You then draw a line from bottom left to top right, and along that line write the main investment categories in risk order. You start with cash in the bottom left-hand corner and in this particular example venture capital is in the top right.

Just below that is Enterprise Investment Schemes, which I personally would have placed higher in the risk spectrum than Venture Capital Trusts, and below that (curiously) is ‘property’, without any further distinction between residential or commercial for example. Then we find ‘unlisted shares’ followed by ‘listed equities’.

Ombudsman adjudications are more important in practice than any other assessment of the suitability of our advice

This type of chart usually includes reference to other countries, distinguishing between the differing risks of UK investments, and developed world holdings or emerging market investments. These distinctions are ignored in this particular chart; something of an error in my view.

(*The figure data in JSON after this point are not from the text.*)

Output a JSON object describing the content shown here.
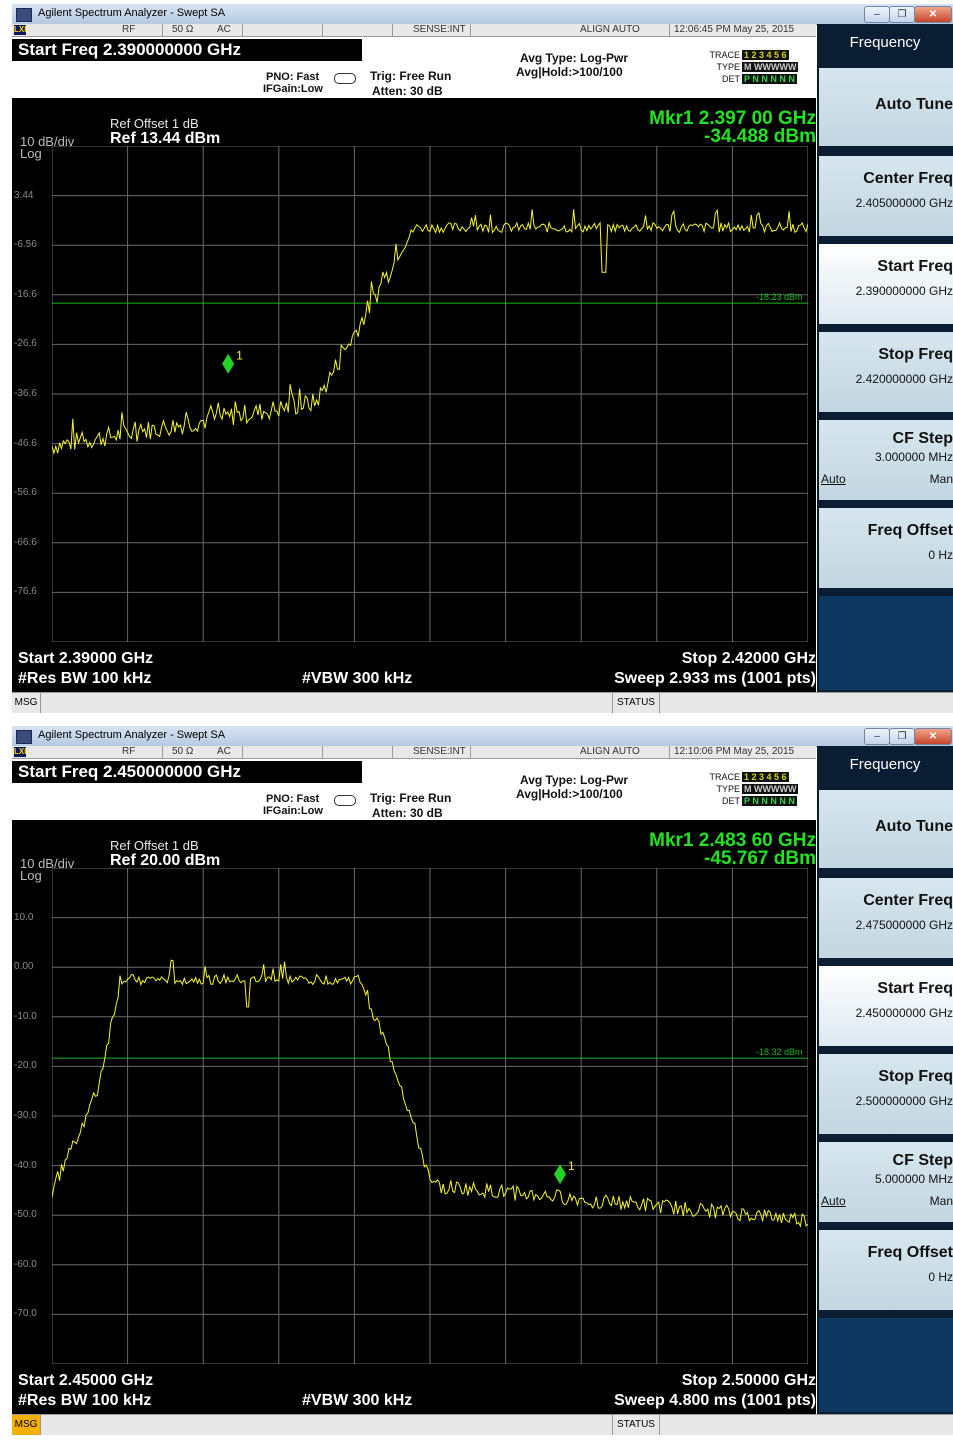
{
  "panels": [
    {
      "window_title": "Agilent Spectrum Analyzer - Swept SA",
      "strip": {
        "rf": "RF",
        "ohm": "50 Ω",
        "ac": "AC",
        "sense": "SENSE:INT",
        "align": "ALIGN AUTO",
        "timestamp": "12:06:45 PM May 25, 2015"
      },
      "start_freq_title": "Start Freq 2.390000000 GHz",
      "pno": "PNO: Fast",
      "ifgain": "IFGain:Low",
      "trig": "Trig: Free Run",
      "atten": "Atten: 30 dB",
      "avg_type": "Avg Type: Log-Pwr",
      "avg_hold": "Avg|Hold:>100/100",
      "trace": {
        "trace_label": "TRACE",
        "type_label": "TYPE",
        "det_label": "DET",
        "trace_val": "1 2 3 4 5 6",
        "type_val": "M WWWWW",
        "det_val": "P N N N N N"
      },
      "ref_offset": "Ref Offset 1 dB",
      "scale": "10 dB/div",
      "ref": "Ref 13.44 dBm",
      "log": "Log",
      "mkr_freq": "Mkr1 2.397 00 GHz",
      "mkr_level": "-34.488 dBm",
      "y_ticks": [
        "3.44",
        "-6.56",
        "-16.6",
        "-26.6",
        "-36.6",
        "-46.6",
        "-56.6",
        "-66.6",
        "-76.6"
      ],
      "limit_label": "-18.23 dBm",
      "marker_label": "1",
      "start": "Start 2.39000 GHz",
      "stop": "Stop 2.42000 GHz",
      "rbw": "#Res BW 100 kHz",
      "vbw": "#VBW 300 kHz",
      "sweep": "Sweep  2.933 ms (1001 pts)",
      "msg": "MSG",
      "status": "STATUS",
      "softkeys": {
        "title": "Frequency",
        "auto_tune": "Auto Tune",
        "center_label": "Center Freq",
        "center_value": "2.405000000 GHz",
        "start_label": "Start Freq",
        "start_value": "2.390000000 GHz",
        "stop_label": "Stop Freq",
        "stop_value": "2.420000000 GHz",
        "cf_label": "CF Step",
        "cf_value": "3.000000 MHz",
        "auto": "Auto",
        "man": "Man",
        "offset_label": "Freq Offset",
        "offset_value": "0 Hz"
      },
      "trace_model": {
        "ref_level": 13.44,
        "limit_level": -18.23,
        "marker_x": 0.233,
        "marker_level": -34.488,
        "color": "#f5f532"
      }
    },
    {
      "window_title": "Agilent Spectrum Analyzer - Swept SA",
      "strip": {
        "rf": "RF",
        "ohm": "50 Ω",
        "ac": "AC",
        "sense": "SENSE:INT",
        "align": "ALIGN AUTO",
        "timestamp": "12:10:06 PM May 25, 2015"
      },
      "start_freq_title": "Start Freq 2.450000000 GHz",
      "pno": "PNO: Fast",
      "ifgain": "IFGain:Low",
      "trig": "Trig: Free Run",
      "atten": "Atten: 30 dB",
      "avg_type": "Avg Type: Log-Pwr",
      "avg_hold": "Avg|Hold:>100/100",
      "trace": {
        "trace_label": "TRACE",
        "type_label": "TYPE",
        "det_label": "DET",
        "trace_val": "1 2 3 4 5 6",
        "type_val": "M WWWWW",
        "det_val": "P N N N N N"
      },
      "ref_offset": "Ref Offset 1 dB",
      "scale": "10 dB/div",
      "ref": "Ref 20.00 dBm",
      "log": "Log",
      "mkr_freq": "Mkr1 2.483 60 GHz",
      "mkr_level": "-45.767 dBm",
      "y_ticks": [
        "10.0",
        "0.00",
        "-10.0",
        "-20.0",
        "-30.0",
        "-40.0",
        "-50.0",
        "-60.0",
        "-70.0"
      ],
      "limit_label": "-18.32 dBm",
      "marker_label": "1",
      "start": "Start 2.45000 GHz",
      "stop": "Stop 2.50000 GHz",
      "rbw": "#Res BW 100 kHz",
      "vbw": "#VBW 300 kHz",
      "sweep": "Sweep  4.800 ms (1001 pts)",
      "msg": "MSG",
      "status": "STATUS",
      "softkeys": {
        "title": "Frequency",
        "auto_tune": "Auto Tune",
        "center_label": "Center Freq",
        "center_value": "2.475000000 GHz",
        "start_label": "Start Freq",
        "start_value": "2.450000000 GHz",
        "stop_label": "Stop Freq",
        "stop_value": "2.500000000 GHz",
        "cf_label": "CF Step",
        "cf_value": "5.000000 MHz",
        "auto": "Auto",
        "man": "Man",
        "offset_label": "Freq Offset",
        "offset_value": "0 Hz"
      },
      "trace_model": {
        "ref_level": 20.0,
        "limit_level": -18.32,
        "marker_x": 0.672,
        "marker_level": -45.767,
        "color": "#f5f532"
      }
    }
  ]
}
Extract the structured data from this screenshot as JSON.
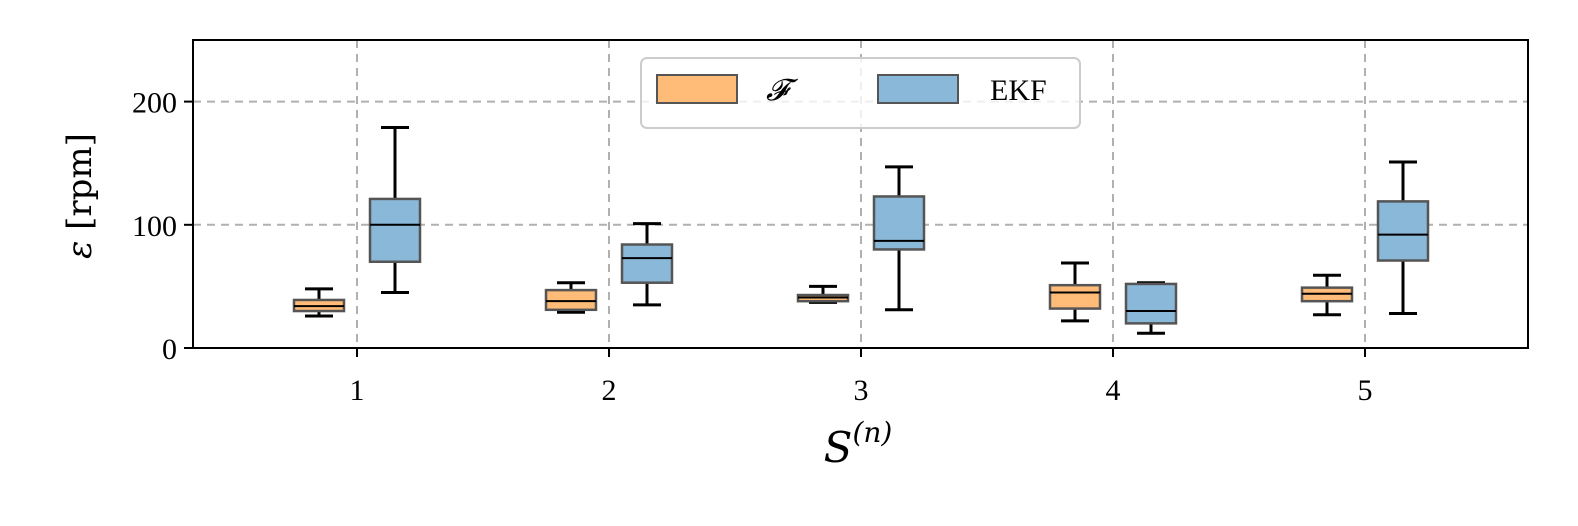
{
  "chart_data": {
    "type": "box",
    "title": "",
    "ylabel": {
      "symbol": "ε",
      "unit": "[rpm]"
    },
    "xlabel": {
      "base": "S",
      "sup": "(n)"
    },
    "categories": [
      "1",
      "2",
      "3",
      "4",
      "5"
    ],
    "ylim": [
      0,
      250
    ],
    "yticks": [
      0,
      100,
      200
    ],
    "grid": true,
    "legend_position": "top-center",
    "series": [
      {
        "name": "𝓕",
        "color": "#ffbb78",
        "boxes": [
          {
            "whisker_low": 26,
            "q1": 30,
            "median": 34,
            "q3": 39,
            "whisker_high": 48
          },
          {
            "whisker_low": 29,
            "q1": 31,
            "median": 38,
            "q3": 47,
            "whisker_high": 53
          },
          {
            "whisker_low": 37,
            "q1": 38,
            "median": 41,
            "q3": 43,
            "whisker_high": 50
          },
          {
            "whisker_low": 22,
            "q1": 32,
            "median": 45,
            "q3": 51,
            "whisker_high": 69
          },
          {
            "whisker_low": 27,
            "q1": 38,
            "median": 44,
            "q3": 49,
            "whisker_high": 59
          }
        ]
      },
      {
        "name": "EKF",
        "color": "#89b8d9",
        "boxes": [
          {
            "whisker_low": 45,
            "q1": 70,
            "median": 100,
            "q3": 121,
            "whisker_high": 179
          },
          {
            "whisker_low": 35,
            "q1": 53,
            "median": 73,
            "q3": 84,
            "whisker_high": 101
          },
          {
            "whisker_low": 31,
            "q1": 80,
            "median": 87,
            "q3": 123,
            "whisker_high": 147
          },
          {
            "whisker_low": 12,
            "q1": 20,
            "median": 30,
            "q3": 52,
            "whisker_high": 53
          },
          {
            "whisker_low": 28,
            "q1": 71,
            "median": 92,
            "q3": 119,
            "whisker_high": 151
          }
        ]
      }
    ]
  }
}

But the real reason I mention this is because of a Financial Ombudsman Service ruling in which this understanding of investment risk (contained in the benchmark study text for our benchmark qualification) is turned on its head.

In every discussion of risk and diversification, individual shares are described as higher risk than collective investment funds. They have no investor protection, lack diversification by most measures (number, sector, market, economy) and have little or no asset class diversification.

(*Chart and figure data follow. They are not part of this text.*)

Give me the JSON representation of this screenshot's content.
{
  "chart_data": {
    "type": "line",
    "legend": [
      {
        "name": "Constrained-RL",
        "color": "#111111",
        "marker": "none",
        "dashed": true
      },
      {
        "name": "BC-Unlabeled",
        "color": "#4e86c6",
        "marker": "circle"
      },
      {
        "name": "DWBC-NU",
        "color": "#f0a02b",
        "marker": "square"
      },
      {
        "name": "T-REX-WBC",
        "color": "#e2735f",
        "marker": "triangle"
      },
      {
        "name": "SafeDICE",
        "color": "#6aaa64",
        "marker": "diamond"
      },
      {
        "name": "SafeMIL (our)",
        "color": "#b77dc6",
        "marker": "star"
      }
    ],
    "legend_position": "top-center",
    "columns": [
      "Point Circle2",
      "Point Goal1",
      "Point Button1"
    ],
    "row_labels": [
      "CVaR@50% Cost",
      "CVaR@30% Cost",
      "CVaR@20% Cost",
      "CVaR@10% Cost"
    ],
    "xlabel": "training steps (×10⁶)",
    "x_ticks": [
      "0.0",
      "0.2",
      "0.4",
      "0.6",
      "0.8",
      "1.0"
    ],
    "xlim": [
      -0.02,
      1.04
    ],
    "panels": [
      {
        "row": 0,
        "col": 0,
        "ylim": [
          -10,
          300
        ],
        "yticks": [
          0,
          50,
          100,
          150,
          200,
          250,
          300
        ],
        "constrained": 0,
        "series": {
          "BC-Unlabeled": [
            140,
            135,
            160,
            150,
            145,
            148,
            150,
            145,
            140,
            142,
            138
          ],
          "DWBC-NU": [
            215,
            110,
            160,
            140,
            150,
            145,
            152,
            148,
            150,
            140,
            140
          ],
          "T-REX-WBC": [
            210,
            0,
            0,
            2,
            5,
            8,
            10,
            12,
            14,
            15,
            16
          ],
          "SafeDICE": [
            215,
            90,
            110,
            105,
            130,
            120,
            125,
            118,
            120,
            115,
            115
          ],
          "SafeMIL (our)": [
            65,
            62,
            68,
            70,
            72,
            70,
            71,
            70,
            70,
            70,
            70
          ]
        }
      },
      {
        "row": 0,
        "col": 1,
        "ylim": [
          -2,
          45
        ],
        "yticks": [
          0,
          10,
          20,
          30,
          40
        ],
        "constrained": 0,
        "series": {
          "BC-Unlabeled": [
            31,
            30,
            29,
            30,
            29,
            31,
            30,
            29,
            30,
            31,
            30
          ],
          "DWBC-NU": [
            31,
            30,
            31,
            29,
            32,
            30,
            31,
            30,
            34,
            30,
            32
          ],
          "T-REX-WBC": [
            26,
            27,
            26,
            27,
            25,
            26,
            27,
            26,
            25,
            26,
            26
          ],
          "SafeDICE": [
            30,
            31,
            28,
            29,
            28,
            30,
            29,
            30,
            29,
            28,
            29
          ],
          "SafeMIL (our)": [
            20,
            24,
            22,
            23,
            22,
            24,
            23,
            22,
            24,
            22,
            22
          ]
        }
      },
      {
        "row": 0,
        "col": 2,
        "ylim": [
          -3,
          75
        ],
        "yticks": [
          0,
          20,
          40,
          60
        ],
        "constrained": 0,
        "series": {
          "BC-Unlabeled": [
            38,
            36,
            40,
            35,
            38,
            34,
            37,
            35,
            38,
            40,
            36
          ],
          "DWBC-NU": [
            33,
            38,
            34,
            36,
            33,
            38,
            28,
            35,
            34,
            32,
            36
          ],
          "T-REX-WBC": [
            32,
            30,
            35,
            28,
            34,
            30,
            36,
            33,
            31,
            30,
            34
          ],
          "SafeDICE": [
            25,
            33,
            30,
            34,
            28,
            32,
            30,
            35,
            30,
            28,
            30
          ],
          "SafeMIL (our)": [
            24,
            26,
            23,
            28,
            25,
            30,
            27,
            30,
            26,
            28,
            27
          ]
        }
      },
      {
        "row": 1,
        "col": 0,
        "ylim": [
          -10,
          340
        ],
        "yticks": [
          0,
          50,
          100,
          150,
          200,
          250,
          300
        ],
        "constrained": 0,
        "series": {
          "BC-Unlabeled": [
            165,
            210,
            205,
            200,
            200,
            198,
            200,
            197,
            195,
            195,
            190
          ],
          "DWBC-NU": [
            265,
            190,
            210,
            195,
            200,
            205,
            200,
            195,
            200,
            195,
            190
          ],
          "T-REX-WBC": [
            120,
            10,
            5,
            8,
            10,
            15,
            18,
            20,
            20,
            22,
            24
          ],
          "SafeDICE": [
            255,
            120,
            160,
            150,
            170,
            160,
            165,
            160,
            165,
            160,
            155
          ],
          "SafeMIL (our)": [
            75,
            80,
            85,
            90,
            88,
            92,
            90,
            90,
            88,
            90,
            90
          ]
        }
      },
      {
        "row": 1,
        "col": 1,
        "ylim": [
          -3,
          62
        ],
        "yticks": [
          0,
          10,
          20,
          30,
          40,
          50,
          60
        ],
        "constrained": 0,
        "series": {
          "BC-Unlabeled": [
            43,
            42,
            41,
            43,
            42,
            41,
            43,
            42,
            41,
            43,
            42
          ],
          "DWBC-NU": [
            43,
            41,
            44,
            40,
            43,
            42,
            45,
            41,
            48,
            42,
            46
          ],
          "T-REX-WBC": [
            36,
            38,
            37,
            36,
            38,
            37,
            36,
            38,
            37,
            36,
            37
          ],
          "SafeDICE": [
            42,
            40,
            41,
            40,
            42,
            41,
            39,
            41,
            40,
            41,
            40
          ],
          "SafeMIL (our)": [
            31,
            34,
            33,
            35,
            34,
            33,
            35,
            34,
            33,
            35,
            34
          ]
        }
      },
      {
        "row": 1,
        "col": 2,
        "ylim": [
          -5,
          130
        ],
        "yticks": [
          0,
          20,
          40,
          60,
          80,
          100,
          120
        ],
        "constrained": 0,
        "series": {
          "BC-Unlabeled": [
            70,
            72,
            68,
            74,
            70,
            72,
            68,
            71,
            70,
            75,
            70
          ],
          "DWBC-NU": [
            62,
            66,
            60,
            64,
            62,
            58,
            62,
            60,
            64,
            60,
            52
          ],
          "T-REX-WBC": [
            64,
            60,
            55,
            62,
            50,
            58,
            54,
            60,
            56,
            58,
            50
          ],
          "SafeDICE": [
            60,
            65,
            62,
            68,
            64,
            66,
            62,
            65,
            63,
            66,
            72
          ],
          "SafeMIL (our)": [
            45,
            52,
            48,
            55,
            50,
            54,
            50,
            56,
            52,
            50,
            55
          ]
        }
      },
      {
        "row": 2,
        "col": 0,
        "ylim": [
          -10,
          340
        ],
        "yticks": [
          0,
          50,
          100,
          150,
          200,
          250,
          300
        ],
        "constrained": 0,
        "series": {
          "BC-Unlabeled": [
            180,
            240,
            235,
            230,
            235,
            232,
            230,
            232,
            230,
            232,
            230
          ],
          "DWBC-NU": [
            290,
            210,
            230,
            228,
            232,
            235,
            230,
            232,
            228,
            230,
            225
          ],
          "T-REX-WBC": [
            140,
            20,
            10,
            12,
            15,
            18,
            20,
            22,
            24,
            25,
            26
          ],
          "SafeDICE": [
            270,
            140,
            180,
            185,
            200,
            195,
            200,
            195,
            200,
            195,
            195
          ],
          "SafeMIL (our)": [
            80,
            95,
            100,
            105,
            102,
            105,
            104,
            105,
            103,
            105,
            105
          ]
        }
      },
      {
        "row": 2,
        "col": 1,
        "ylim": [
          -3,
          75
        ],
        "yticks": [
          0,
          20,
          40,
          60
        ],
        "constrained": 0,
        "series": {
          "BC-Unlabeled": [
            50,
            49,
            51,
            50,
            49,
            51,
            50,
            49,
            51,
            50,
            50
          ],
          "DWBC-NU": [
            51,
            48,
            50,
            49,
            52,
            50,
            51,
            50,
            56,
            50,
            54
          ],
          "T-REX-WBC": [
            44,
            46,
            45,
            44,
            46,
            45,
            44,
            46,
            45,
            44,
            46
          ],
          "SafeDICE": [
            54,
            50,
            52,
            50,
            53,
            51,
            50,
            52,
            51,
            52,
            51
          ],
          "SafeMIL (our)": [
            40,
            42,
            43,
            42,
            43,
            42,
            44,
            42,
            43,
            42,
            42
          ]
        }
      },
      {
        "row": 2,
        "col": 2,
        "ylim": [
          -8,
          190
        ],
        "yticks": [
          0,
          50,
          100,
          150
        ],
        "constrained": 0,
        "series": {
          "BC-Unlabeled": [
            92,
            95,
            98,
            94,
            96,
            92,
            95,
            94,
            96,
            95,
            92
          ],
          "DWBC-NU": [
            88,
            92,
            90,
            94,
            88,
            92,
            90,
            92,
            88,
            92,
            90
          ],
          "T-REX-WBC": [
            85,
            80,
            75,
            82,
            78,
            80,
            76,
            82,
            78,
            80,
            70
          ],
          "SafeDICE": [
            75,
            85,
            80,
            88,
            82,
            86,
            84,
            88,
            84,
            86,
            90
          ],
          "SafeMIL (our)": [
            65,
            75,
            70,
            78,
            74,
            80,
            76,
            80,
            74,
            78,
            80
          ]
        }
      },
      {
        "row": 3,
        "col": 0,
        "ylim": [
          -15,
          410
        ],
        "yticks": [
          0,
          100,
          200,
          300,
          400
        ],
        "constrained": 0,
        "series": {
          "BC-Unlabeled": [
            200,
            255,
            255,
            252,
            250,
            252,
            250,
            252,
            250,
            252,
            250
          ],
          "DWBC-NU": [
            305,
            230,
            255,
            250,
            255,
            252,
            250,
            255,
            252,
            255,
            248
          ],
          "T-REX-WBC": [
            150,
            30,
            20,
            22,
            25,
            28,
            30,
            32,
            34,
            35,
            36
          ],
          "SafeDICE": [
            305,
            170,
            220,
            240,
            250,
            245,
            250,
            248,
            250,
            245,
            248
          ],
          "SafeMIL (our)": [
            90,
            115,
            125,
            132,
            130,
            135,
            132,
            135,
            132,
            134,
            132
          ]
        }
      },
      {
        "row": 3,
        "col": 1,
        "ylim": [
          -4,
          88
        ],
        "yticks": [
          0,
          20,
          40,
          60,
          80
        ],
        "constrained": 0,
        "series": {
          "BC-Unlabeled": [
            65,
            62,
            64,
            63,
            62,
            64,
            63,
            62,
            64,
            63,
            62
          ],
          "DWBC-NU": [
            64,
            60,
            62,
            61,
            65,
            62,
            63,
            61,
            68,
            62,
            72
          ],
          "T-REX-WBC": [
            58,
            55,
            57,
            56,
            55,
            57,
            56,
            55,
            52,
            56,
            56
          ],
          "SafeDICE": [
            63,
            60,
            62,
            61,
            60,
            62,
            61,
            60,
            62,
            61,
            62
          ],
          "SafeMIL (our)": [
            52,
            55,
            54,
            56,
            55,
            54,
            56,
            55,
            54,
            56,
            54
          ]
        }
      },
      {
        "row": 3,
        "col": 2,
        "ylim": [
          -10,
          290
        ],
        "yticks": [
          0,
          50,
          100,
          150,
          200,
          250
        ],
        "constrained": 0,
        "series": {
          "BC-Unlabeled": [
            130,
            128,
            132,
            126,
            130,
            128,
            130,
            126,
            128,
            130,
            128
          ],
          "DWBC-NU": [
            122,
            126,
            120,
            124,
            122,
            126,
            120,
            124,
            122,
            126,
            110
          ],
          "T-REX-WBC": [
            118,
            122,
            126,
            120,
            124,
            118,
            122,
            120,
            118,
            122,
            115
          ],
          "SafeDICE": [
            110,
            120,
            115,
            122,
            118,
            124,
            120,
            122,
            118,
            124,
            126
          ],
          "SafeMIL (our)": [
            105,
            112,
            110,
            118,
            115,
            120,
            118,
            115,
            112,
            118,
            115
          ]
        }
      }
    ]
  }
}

The adviser cited the client’s portfolio of self-selected FTSE 100 shares as evidence of experience in investing and acceptance of higher risk in investing. But here is the point of which every IFA should be aware. Fos says that FTSE 100 shares are low risk investments.

Instead of fussing about retrospective regulation, Apfa and the SBPP must pursue this much more important concern with Fos through their industry liaison meetings.

Ombudsman adjudications are more important in practice than any other assessment of the suitability of our advice.

If Fos applies a radically different understanding of investing risk than the one in common use in the entire adviser population it judges, then IFAs (and textbook authors) need to know about it as a matter of urgency. If not, no advice will ever meet the appropriate standards.